February 20, 2022 6:00 PM PST
This document summarizes a mock system design interview focused on a Spam and Abuse Machine Learning System. The discussion revolved around the requirements, system design, algorithms, model evaluation, and deployment strategies for detecting abusive content on social media platforms.
Interview Details
- Interviewer: Not specified
- Interviewee: Not specified
- Level: L5 (Senior)
- Duration: 45 minutes
- Topic Covered: Spam and Abuse ML System
Requirements
Functional Requirements
- Develop a text-based ML algorithm to detect spam and abuse.
- Actions include:
- Blocking tweets containing abusive or spam content.
- Tagging tweets with an abuse label.
- Allowing users to report inappropriate tweets.
- Focus on binary classification of abusive content.

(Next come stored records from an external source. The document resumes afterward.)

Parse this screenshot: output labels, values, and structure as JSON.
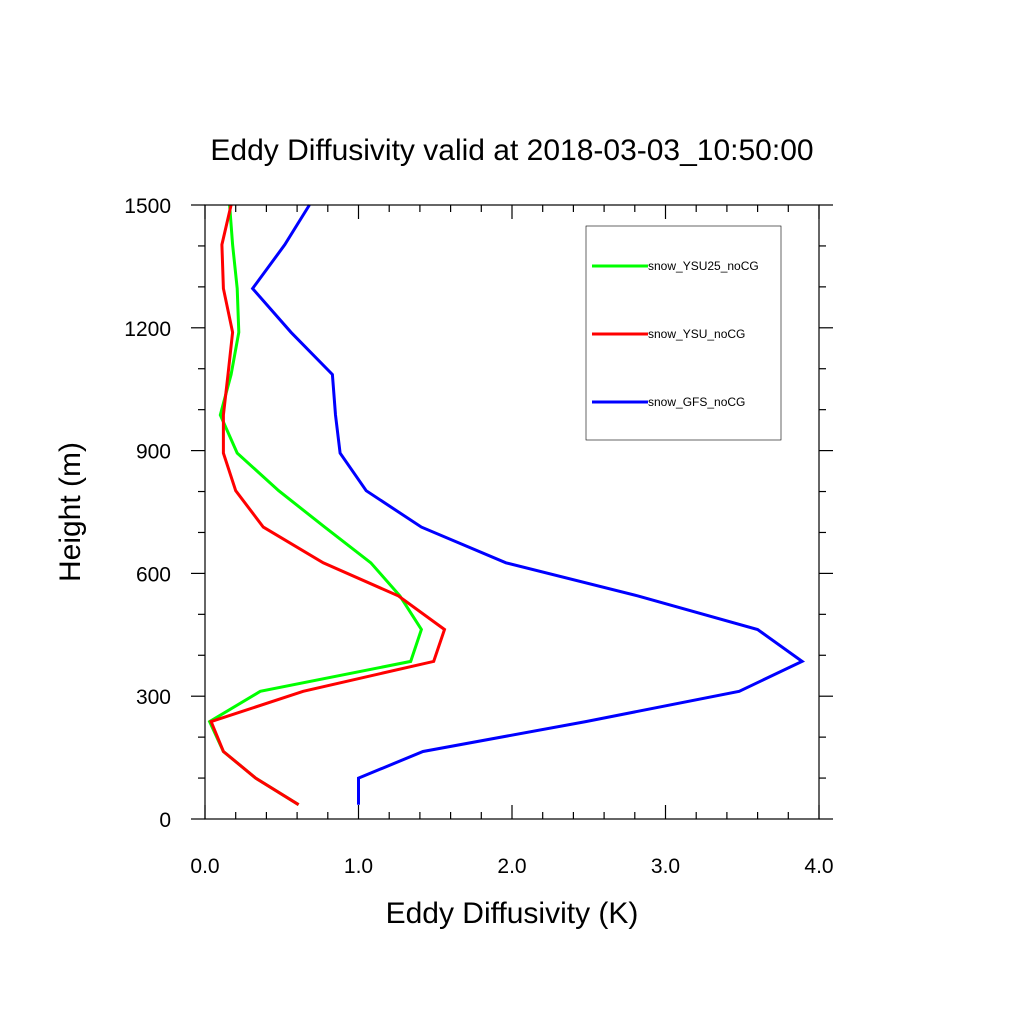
{
  "chart_data": {
    "type": "line",
    "title": "Eddy Diffusivity valid at 2018-03-03_10:50:00",
    "xlabel": "Eddy Diffusivity (K)",
    "ylabel": "Height (m)",
    "xlim": [
      0,
      4
    ],
    "ylim": [
      0,
      1500
    ],
    "x_ticks": [
      0,
      1,
      2,
      3,
      4
    ],
    "x_tick_labels": [
      "0.0",
      "1.0",
      "2.0",
      "3.0",
      "4.0"
    ],
    "y_ticks": [
      0,
      300,
      600,
      900,
      1200,
      1500
    ],
    "y_tick_labels": [
      "0",
      "300",
      "600",
      "900",
      "1200",
      "1500"
    ],
    "grid": false,
    "legend_position": "top-right",
    "series": [
      {
        "name": "snow_YSU25_noCG",
        "color": "#00ff00",
        "points": [
          [
            0.61,
            35
          ],
          [
            0.33,
            100
          ],
          [
            0.12,
            165
          ],
          [
            0.03,
            238
          ],
          [
            0.36,
            312
          ],
          [
            1.34,
            385
          ],
          [
            1.41,
            463
          ],
          [
            1.27,
            545
          ],
          [
            1.08,
            626
          ],
          [
            0.78,
            713
          ],
          [
            0.48,
            802
          ],
          [
            0.21,
            894
          ],
          [
            0.1,
            987
          ],
          [
            0.17,
            1086
          ],
          [
            0.22,
            1189
          ],
          [
            0.21,
            1296
          ],
          [
            0.18,
            1403
          ],
          [
            0.16,
            1500
          ]
        ]
      },
      {
        "name": "snow_YSU_noCG",
        "color": "#ff0000",
        "points": [
          [
            0.61,
            35
          ],
          [
            0.33,
            100
          ],
          [
            0.12,
            165
          ],
          [
            0.04,
            238
          ],
          [
            0.64,
            312
          ],
          [
            1.49,
            385
          ],
          [
            1.56,
            463
          ],
          [
            1.26,
            545
          ],
          [
            0.77,
            626
          ],
          [
            0.38,
            713
          ],
          [
            0.2,
            802
          ],
          [
            0.12,
            894
          ],
          [
            0.12,
            987
          ],
          [
            0.15,
            1086
          ],
          [
            0.18,
            1189
          ],
          [
            0.12,
            1296
          ],
          [
            0.11,
            1403
          ],
          [
            0.17,
            1500
          ]
        ]
      },
      {
        "name": "snow_GFS_noCG",
        "color": "#0000ff",
        "points": [
          [
            1.0,
            35
          ],
          [
            1.0,
            100
          ],
          [
            1.42,
            165
          ],
          [
            2.48,
            238
          ],
          [
            3.48,
            312
          ],
          [
            3.89,
            385
          ],
          [
            3.6,
            463
          ],
          [
            2.82,
            545
          ],
          [
            1.96,
            626
          ],
          [
            1.41,
            713
          ],
          [
            1.05,
            802
          ],
          [
            0.88,
            894
          ],
          [
            0.85,
            987
          ],
          [
            0.83,
            1086
          ],
          [
            0.56,
            1189
          ],
          [
            0.31,
            1296
          ],
          [
            0.52,
            1403
          ],
          [
            0.68,
            1500
          ]
        ]
      }
    ]
  }
}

Non-Functional Requirements
- Handle 10,000 abuse reports.
- Process approximately 100,000 tweets per month.
System Design
Data Collection
- Utilize 10,000 reports as the negative class for abusive content.
- Two methods for obtaining additional data:
- Reports + Annotators:
- Combine 10,000 true negatives with 50% of 10,000 positive class (good tweets) for a total of 20,000 labeled tweets.
- Reports + Crowdsourcing + Annotators:
- This method is more complex but can yield true positive and true negative classes.
- Reports + Annotators:
Feature Selection
-
User Profile Features:
- Historical reports, follower count, following count, favorites, account age, retweet ratio, and comments.
-
Tweet Content Features:
- Analyze text for word count, digit count, special characters, and normalization (e.g., lowercasing, punctuation removal).
Algorithm
- Use supervised learning with logistic regression.
- Employ cross-entropy loss function and macro F1 score for model selection.
- Training/testing split: 70% training, 30% testing.
- Considerations for scaling with larger datasets:
- Neural models (CNN, RNN, Transformer) for larger datasets.
- CNN: Fast and parallel processing but not recommended for this task.
- RNN: Sequential processing, not ideal for parallelization.
- Transformer: Suitable for parallel training, handles long dependencies effectively.
Model Evaluation
-
Offline Metrics:
- Macro F1 score, precision of the negative class.
-
Online Metrics:
- User reports, customer retention rate, session time, and average session duration.
Model Deployment
-
Optimization techniques such as quantization to improve computational efficiency.
-
Considerations for model updates:
- Batch Learning: Update parameters when sufficient data is collected.
- Online Learning: Continuous updates, more complex to implement.
-
Initial approach: Use batch learning with logistic regression for the first six months, followed by monitoring for data drift and conducting A/B testing.
Feedback and Discussion Points
- Interviewer feedback highlighted the need for a high-level overview before diving into details.
- Audience suggestions included:
- Discussing the importance of trade-offs in algorithm selection.
- Emphasizing the need for a backup plan if the primary model fails.
- Addressing data consistency, data shift, and overfitting concerns.
Additional Considerations
- Discussed the need for a feature store for both online and offline processing.
- Considered the implications of recall and precision in model performance.
- Addressed the importance of model training and inference environments (CPU vs. GPU).
- Discussed the potential for using naive models as baselines for performance comparison.
This summary encapsulates the key discussions and considerations for designing a Spam and Abuse Machine Learning System, focusing on technical aspects and strategic planning for effective deployment and evaluation.